En el oeste de Rusia, donde fue a trabajar, realizó su última proeza y consistió en lesionar a un alcalde, por lo que le abrieron un proceso. Y si bien todo esto era demasiado desagradable, a Levin no se lo pareció tanto como a los que no conocían la auténtica historia de Nicolás y su corazón. Levin recordaba que en aquella etapa de austeridad, fervor y ayunos, cuando su hermano buscaba un freno para sus pasiones en la religión, ninguna persona le aprobaba y todo el mundo, incluso el propio Levin, se burlaba de él. Le apodaban Noé, fraile, etcétera, y, posteriormente, cuando se entregó de una manera libre a sus pasiones, todos le dieron la espalda, espantados y con repulsión.

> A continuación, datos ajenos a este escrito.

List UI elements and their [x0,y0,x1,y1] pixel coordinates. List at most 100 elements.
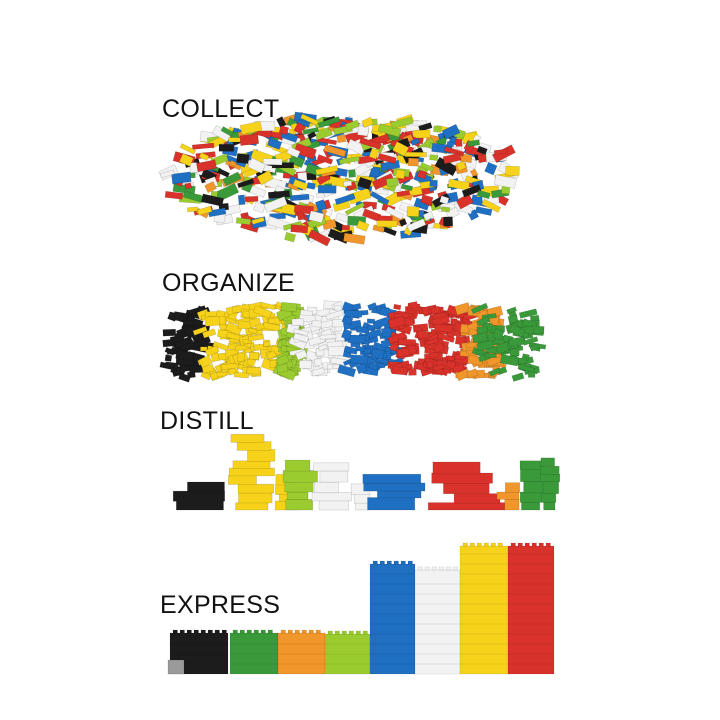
brick [484,161,498,176]
brick [376,490,422,499]
brick [429,154,439,161]
stud [462,542,468,547]
brick [540,465,560,475]
brick [541,492,557,503]
stage-label-collect: COLLECT [162,95,280,123]
stud [172,629,178,634]
brick [496,491,520,500]
brick [543,501,556,511]
brick [290,224,309,234]
brick [504,482,520,493]
stud [193,629,199,634]
brick [238,492,273,504]
stud [200,629,206,634]
brick [172,490,225,502]
stud [315,629,321,634]
brick [317,184,337,194]
brick [186,206,199,213]
stud [452,566,458,571]
brick [313,357,323,367]
brick [540,473,561,483]
stud [232,629,238,634]
stud [362,630,368,635]
stud [490,542,496,547]
stud [207,629,213,634]
brick [318,500,350,511]
brick [520,468,544,483]
stud [348,630,354,635]
brick [355,220,370,232]
stud [214,629,220,634]
stud [327,630,333,635]
brick [371,348,385,360]
brick [341,224,351,231]
stud [246,629,252,634]
stud [334,630,340,635]
brick [407,157,420,167]
stud [280,629,286,634]
brick [408,368,417,376]
stud [221,629,227,634]
brick [376,220,398,228]
brick [237,483,275,494]
base-plate [167,659,185,675]
stud [294,629,300,634]
brick [434,323,453,333]
stud [476,542,482,547]
brick [284,459,311,472]
brick [235,502,269,511]
bar [369,563,416,675]
brick [455,138,463,147]
stud [386,560,392,565]
brick [282,470,318,483]
brick [453,493,501,504]
stud [524,542,530,547]
stud [510,542,516,547]
stud [517,542,523,547]
brick [519,491,545,503]
brick [505,165,520,176]
brick [248,351,259,360]
brick [218,143,235,152]
brick [286,491,309,500]
stud [393,560,399,565]
brick [431,472,493,484]
brick [408,301,419,310]
brick [406,206,420,217]
brick [316,192,325,198]
brick [280,301,298,313]
brick [182,319,202,326]
brick [236,152,250,165]
brick [176,500,224,511]
brick [298,360,312,369]
brick [336,134,347,144]
brick [517,357,528,365]
bar [507,545,555,675]
brick [319,333,337,340]
brick [432,461,481,475]
stud [301,629,307,634]
brick [429,351,440,359]
brick [504,498,520,511]
brick [429,179,438,188]
brick [319,470,349,483]
lego-data-process-figure: COLLECT ORGANIZE DISTILL EXPRESS [0,0,720,720]
brick [230,433,265,443]
brick [313,481,339,494]
stud [253,629,259,634]
stage-label-express: EXPRESS [160,591,281,619]
brick [313,462,350,472]
brick [396,347,410,358]
brick [540,457,555,467]
brick [233,371,250,379]
brick [400,183,414,192]
brick [311,492,353,502]
brick [350,354,369,365]
stud [469,542,475,547]
brick [523,481,544,494]
brick [289,193,310,202]
stud [186,629,192,634]
stud [260,629,266,634]
brick [187,481,225,492]
stud [355,630,361,635]
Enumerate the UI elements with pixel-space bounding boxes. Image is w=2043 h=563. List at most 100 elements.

Levin entendía que, en rigor, su hermano, pese a su vida, no debía ser más culpable que aquellas personas que le despreciaban. Él no era culpable de haber nacido con su limitada inteligencia y con su temperamento rebelde. Nicolás, por otra parte, siempre quiso ser bueno.
«Le voy a hablar con el corazón en la mano, le voy a demostrar que le quiero y le entiendo, y le forzaré a que me descubra su corazón», tomó la decisión Levin al llegar a la fonda que le indicaran, ya cerca de las once.
—Es arriba. Los números 12 y 13 —dijo el conserje, respondiendo a la pregunta de Levin.
—¿Pero él está allí?
—Creo que sí.
La puerta del cuarto número 12 se encontraba entreabierta y por ella salía un espeso humo de tabaco malo y un rayo de luz.